Théâtre
« Songs » : La mélancolie anglaise du XVIIe siècle vue avec humour

« Songs » : La mélancolie anglaise du XVIIe siècle vue avec humour

08 January 2019 | PAR Victoria Okada

Le Théâtre du Bouffes du Nord présente, jusqu’au 20 janvier, le spectacle « Songs », construit à partir du programme créé par l’Ensemble Correspondance : « Perpetual Night ». Représenté pour la première fois à Lyon en octobre dernier dans le cadre du Festival d’Ambronay, cette pièce devient aujourd’hui un véritable « théâtre-concert ».

En entrant dans la salle, le spectateur découvre les draps blancs qui recouvrent entièrement la scène. Ces draps sont éblouissants sous l’effet de l’éclairage. Quelques figures géométriques derrière ces tissus laissent imaginer que des petits meubles, en l’occurrence les instruments à claviers, sont cachés là.

C’est le jour du mariage de Sylvia. Mais elle s’enfuit, enfermée dans les toilettes. Sa sœur Viviane tente de la rassurer, mais Sylvia part dans sa mémoire — « descente en elle-même » comme dit le metteur en scène Samuel Achache — où l’image de sa sœur se superpose avec celle de la directrice de la colonie de vacance. Dans cette confusion, ses souvenirs plus ou moins inconscients, flous et en désordre, ressortent d’une couche de vécus, symbolisée par la cire qui couvre tous les objets du décor. La cire, liquide puis solide, est aussi là pour montrer la transformation des émotions qui se déversent comme des flots, puis se métamorphosent en se fixant. Dans ce voyage intérieur, il y a une mère, à la fois fragile et autoritaire, qui n’arrive pas à s’exprimer autrement qu’en chantant. Et elle le fait à travers des airs mélancoliques du XVIIe siècle anglais.

 

Sarah Le Picard joue le rôle de Sylvia désemparée et perdue, qui s’efforce de se convaincre malgré ses désarrois, et Margot Alexandre, sa sœur exubérante et protectrice avec un accent provençal. Toutes les deux forment un duo drôle tout en évoquant des sentiments du passé pourtant sombres qu’elles rendent formidablement.

Sébastien Daucé, directeur musical de l’Ensemble Correspondances et Samuel Achache ont élaboré ce spectacle pour mettre en valeur ces songs, représentatives d’un état d’esprit typique de l’époque bouleversante et instable qui suivit le règne d’Elisabeth Ire. La monodie accompagnée qui naissait dans cette période permettait une liberté de déclamation, expression tout à fait nouvelle par rapport à la polyphonie, et qui engendrait une affirmation de soi plus marquée.
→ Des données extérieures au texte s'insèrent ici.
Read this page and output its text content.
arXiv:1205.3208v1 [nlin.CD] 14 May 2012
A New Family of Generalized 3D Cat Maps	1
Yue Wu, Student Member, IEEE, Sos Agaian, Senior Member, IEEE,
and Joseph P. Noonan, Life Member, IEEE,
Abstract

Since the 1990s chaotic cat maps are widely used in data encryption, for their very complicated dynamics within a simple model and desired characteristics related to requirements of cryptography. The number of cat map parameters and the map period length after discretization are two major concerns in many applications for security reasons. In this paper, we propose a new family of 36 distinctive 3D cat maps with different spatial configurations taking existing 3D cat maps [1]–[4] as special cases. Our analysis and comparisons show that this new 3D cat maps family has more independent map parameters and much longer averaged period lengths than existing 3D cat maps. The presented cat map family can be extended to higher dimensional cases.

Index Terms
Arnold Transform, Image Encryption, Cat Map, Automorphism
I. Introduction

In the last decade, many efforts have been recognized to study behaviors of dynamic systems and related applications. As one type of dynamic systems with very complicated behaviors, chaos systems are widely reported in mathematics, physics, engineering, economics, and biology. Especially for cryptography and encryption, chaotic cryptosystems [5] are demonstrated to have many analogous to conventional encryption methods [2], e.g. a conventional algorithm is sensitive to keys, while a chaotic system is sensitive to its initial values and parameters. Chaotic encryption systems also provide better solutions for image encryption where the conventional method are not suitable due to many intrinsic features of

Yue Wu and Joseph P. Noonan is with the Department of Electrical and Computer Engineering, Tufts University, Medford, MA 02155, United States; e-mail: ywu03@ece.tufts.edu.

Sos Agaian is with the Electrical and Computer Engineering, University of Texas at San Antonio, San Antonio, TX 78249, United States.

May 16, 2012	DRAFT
Or, ces songs de John Blow, Matthew Locke, Henry Purcell et de bien d’autres, ont été chantées dans un cadre de théâtre, et pour que cela soit conforme à cet usage, les deux artistes ont voulu les présenter sous la forme de théâtre plutôt que celle de récital où on ne fait que chanter successivement des airs.

Le disque « Perpetual Night » est conçu sur mesure pour la voix d’alto (ou de contralto) de Lucile Richardot, qui incarne la mère dans le spectacle. Son timbre unique, chaleureux et épais, profond et riche, accompagné et mené à la fois par des instruments (violes, claviers, théorbe, luth, flûte et harpe) réunis en consort, est au centre de ce comédie-dramatique. Sa voix très particulière et donc magique (à l’écoute aveugle, on ne sait même pas si c’est une voix de femme ou d’homme) est une véritable personnalité à elle seule ; et cette étrangeté vocale intervient comme pour renforcer ou interrompre la plongée de Sylvia dans ses mémoires. Le baryton René Ramos-Premier, en archiviste de ces souvenirs, vient parfois chanter avec Lucile Richardot, et leur harmonie de timbre et de couleur est heureuse. Si l’excellence de l’Ensemble Correspondances n’est plus à prouver, Sébastien Daucé et sept musiciens jouent merveilleusement leurs rôles dans la pièce de théâtre, quelquefois en chantant en chœur (référence au théâtre de Platon selon la scénographe Lisa Navarro qui a écrit un texte absolument délicieux) et parfois dans des conditions difficiles à cause de la présence de la cire et de l’eau, ainsi que des déplacements sur le sol accidenté.

C’est une pièce hautement originale, qui mêle le théâtre et le concert, débordante d’imagination et de poésie où la mélancolie est abordée avec le rire.